Она напряжённо улыбнулась, будто пытаясь не выказывать свою симпатию так очевидно. Ей запрещалось заводить любимчиков. Она не собиралась их заводить…
Окинув взглядом своих будущих учениц, Дева предложила мне:
— Не хочешь познакомиться с кем-нибудь, пока ещё есть время?
— С вами. Как вас зовут?
— Мята. А твоё имя? — Когда я ответила, она заключила: — Выходит, ты самая уместная из учениц здесь, Ива. Так почему ведёшь себя так несмело? Пойди представься кому-нибудь, многие захотят с тобой подружиться.
— Правда?.. — Кого она обманывает? Мне даже к некоторым деревьям запрещалось приставать.
— Конечно. Я ведь захотела.
— Тогда можно моей единой станете вы?
Она искренне рассмеялась.
— Мне бы очень этого хотелось, но я не могу. Я уже овладела высшим мастерством, и теперь должна обучить тебя.
— Это и значит быть единой, да?
— Тебе нужна ровесница. Это обязательное правило.
— Тогда почему вон та девочка привела с собой взрослую подругу? — Я указала на Деву, которая возвышалась над детьми. Она наблюдала за девочкой, которую обступила толпа учениц.
— Эта женщина просто сопровождает её.
— Сопровождает?
— Прислуживает, — пояснила Мята, и я вопросительно нахмурилась.
Разве Дева может быть чьей-то служанкой?
— Тот ребёнок… особенный. Это плод, выращенный нашей Метрессой, — тихо объявила наставница, и я покачала головой.
— Так не бывает. Я слежу за огромным садом. Помогаю мати выращивать и собирать урожай. Я знаю каждое дерево там. Ни на одном из них до сих пор не созрела Дева.
Наставница опять звонко рассмеялась.
— Она вырастила её не на дереве, а в своём животе.
— Из косточки?!
— Нет, — ответила она, внезапно помрачнев. — Из семени, которое никто бы из Дев не додумался принять в себя.
— Из какого? Из какого? — Как садовница я должна была знать.
Мята ответила пугающим шёпотом:
— Жгучего-жгучего перца.
— Невероятно! Не может быть! — От восторга я совершенно перестала контролировать громкость голоса. — Как её зовут?
— Если так хочешь знать, сама спроси у неё.
Надо бы занять очередь.
Я повернула голову в ту сторону, где суетились девочки, и только теперь заметила, что всё стихло. Дочь Метрессы, на которую я до сих пор указывала, смотрела на меня.
Солнце.
Я поняла, что не могу опустить руку, будто что-то нагло заявляющую, даже требующую. Или отвести взгляд, который вкупе с этим жестом, подтверждал мои преступные намерения.
Такая красивая. Такая красивая.
Указывать на неё было совершенно естественным. Это уже выходило за рамки этикета и получалось само собой. С ярко-красными волосами и облачением в цвет, она была как редкое явление природы. С совершенно непривычной моему взгляду, но потрясающей внешностью и аурой безусловного превосходства она олицетворяла собой закат в горах. Её наряженные приятельницы служили для неё достойным фоном, но не более.
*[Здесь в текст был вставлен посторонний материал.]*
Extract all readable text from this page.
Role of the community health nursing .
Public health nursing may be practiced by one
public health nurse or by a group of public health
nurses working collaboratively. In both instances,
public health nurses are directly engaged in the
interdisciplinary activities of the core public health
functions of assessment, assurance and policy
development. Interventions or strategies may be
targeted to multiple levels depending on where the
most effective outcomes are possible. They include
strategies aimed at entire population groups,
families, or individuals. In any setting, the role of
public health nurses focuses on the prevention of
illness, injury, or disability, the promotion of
Живорождённая Дева во втором поколении и должна быть такой.
— Чего тебе? — спросила стоящая рядом с ней подруга, демонстративно хватая Солнце за руку.
Я выдала какой-то неопределённый возглас, и Мята, преисполнившись жалости ко мне, бодро произнесла:
— Ну вот у тебя и появился шанс со всеми познакомиться.
«Познакомиться»? Мне пришлось долго вспоминать собственное имя.
— Ива…
Дочь Метрессы обернулась на дерево.
— Да, я знаю.
Её поддержали смехом, и я тоже неловко улыбнулась.